When Edward Harcourt first described the type specimen from the Desertas in 1851, he left no clues about the date on which it was collected, nor where he subsequently deposited it. His brief description appeared in a book called Sketch of Madeira (p 123), and this is all he wrote:
“There is another petrel called by the natives “Roque de Castro” and pronounced “Roque de Crasto”, which differs from Leach’s Petrel, to which it is closely allied, in being larger; it has a shorter wing and shorter tarsus, though its entire length is greater; it has a square tail instead of a forked one. It measures seven inches and a half entire length; from the carpus to the end of the wing, five inches and three-quarters; tarsus, three-quarters of an inch. I have called it Thalassidroma castro, as I am not aware that it has ever been described before.”

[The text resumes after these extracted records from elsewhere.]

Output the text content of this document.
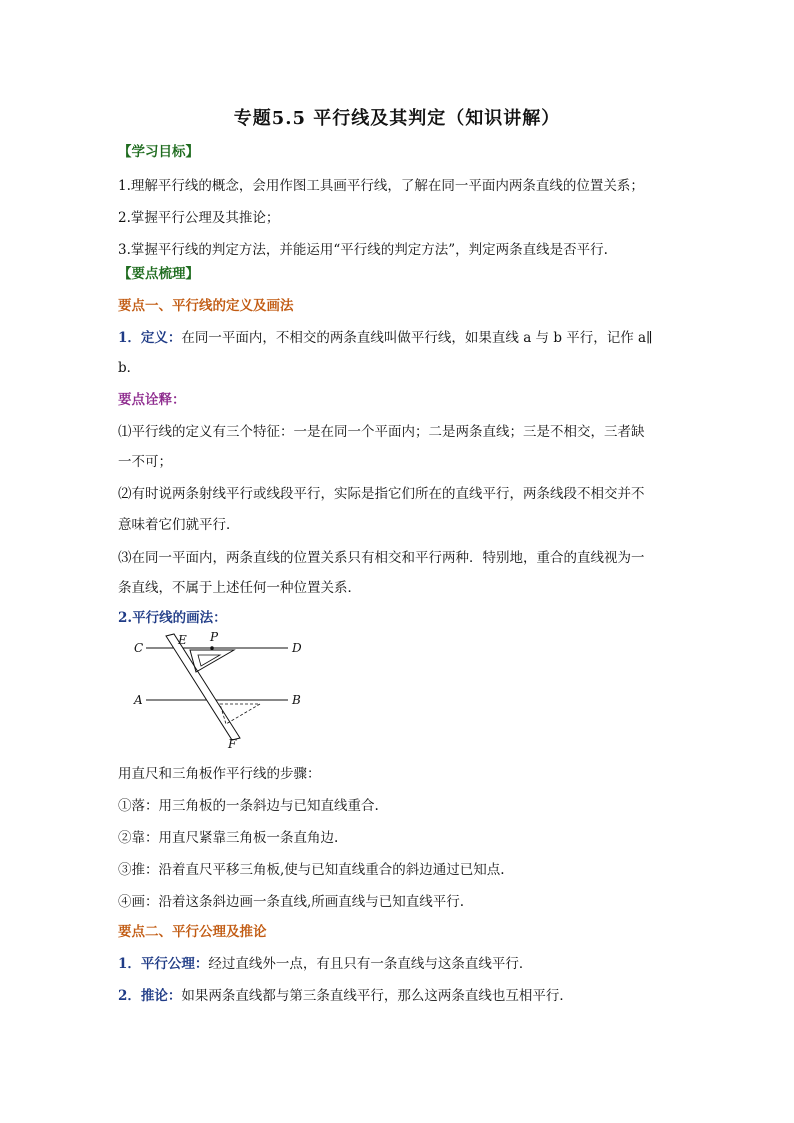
专题5.5 平行线及其判定（知识讲解）
【学习目标】
1.理解平行线的概念，会用作图工具画平行线，了解在同一平面内两条直线的位置关系；
2.掌握平行公理及其推论；
3.掌握平行线的判定方法，并能运用“平行线的判定方法”，判定两条直线是否平行.
【要点梳理】
要点一、平行线的定义及画法
1．定义：在同一平面内，不相交的两条直线叫做平行线，如果直线 a 与 b 平行，记作 a∥
b．
要点诠释：
⑴平行线的定义有三个特征：一是在同一个平面内；二是两条直线；三是不相交，三者缺
一不可；
⑵有时说两条射线平行或线段平行，实际是指它们所在的直线平行，两条线段不相交并不
意味着它们就平行．
⑶在同一平面内，两条直线的位置关系只有相交和平行两种．特别地，重合的直线视为一
条直线，不属于上述任何一种位置关系．
2.平行线的画法：
C
E P
D
A	B
F
用直尺和三角板作平行线的步骤：
①落：用三角板的一条斜边与已知直线重合.
②靠：用直尺紧靠三角板一条直角边.
③推：沿着直尺平移三角板,使与已知直线重合的斜边通过已知点.
④画：沿着这条斜边画一条直线,所画直线与已知直线平行.
要点二、平行公理及推论
1．平行公理：经过直线外一点，有且只有一条直线与这条直线平行．
2．推论：如果两条直线都与第三条直线平行，那么这两条直线也互相平行．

Madeiran Storm Petrel is known to be significantly smaller in wing, tail and tarsus than Grant’s Storm Petrel, which also breeds on the Desertas, and Madeiran is also about 10% lighter (Granadeiro et al 1998b, Monteiro et al 1996b, Nunes 2000, Robertson & James 1988). Harcourt’s wing measurement is small, but falls well within the range of Madeiran. It is shorter than the wings of over 1000 Grant’s measured in the Azores and the Berlengas. Harcourt’s tarsus measurement is very small too. Even if we allow for differences in technique, and rounding off to the nearest quarter inch, his castro from the Desertas is far more likely to have been a Madeiran than a Grant’s. Based on Harcourt’s and other published measurements, Grant’s is the storm petrel requiring a new scientific name.
I have no recordings from the Desertas, but calls of Madeiran Storm Petrels recorded in another part of the Madeiran archipelago, on Ilhéu do Farol, sound very much the same as the calls you have listened to from the Selvagens. In CD2-58 you can hear a pair answering each other with chatter calls, and a nestling demanding to be fed, giving both long and rhythmic begging calls. All three were hidden from sight, deep inside a knee-high, dry stone dyke.
In the Canary Islands, Madeiran Storm Petrels are surprisingly rare in summer, despite the fact that Grant’s Storm Petrels are numerous in autumn and winter. Madeirans have been heard in July-August on Montaña Clara islet, near Lanzarote, and the capture of one individual with a brood patch on nearby Alegranza islet in August 2001 suggests the existence of a small Canary Islands breeding population (Rodríguez et al 2003). Calls of Madeiran in the Canary Islands are the same as in the Madeiran archipelago and the Selvagens. A July recording from Alegranza can be heard on one of the CDs of Moreno (2000), where it was mistakenly included under British Storm Petrel.
Differences in vocalisations between Grant’s and Madeiran Storm Petrels, consistent across three archipelagos where they occur together, strongly suggest that despite having separated so recently, they are behaving as good species. On current knowledge, the same cannot be said of storm petrels breeding at different times of year in the Cape Verde Islands.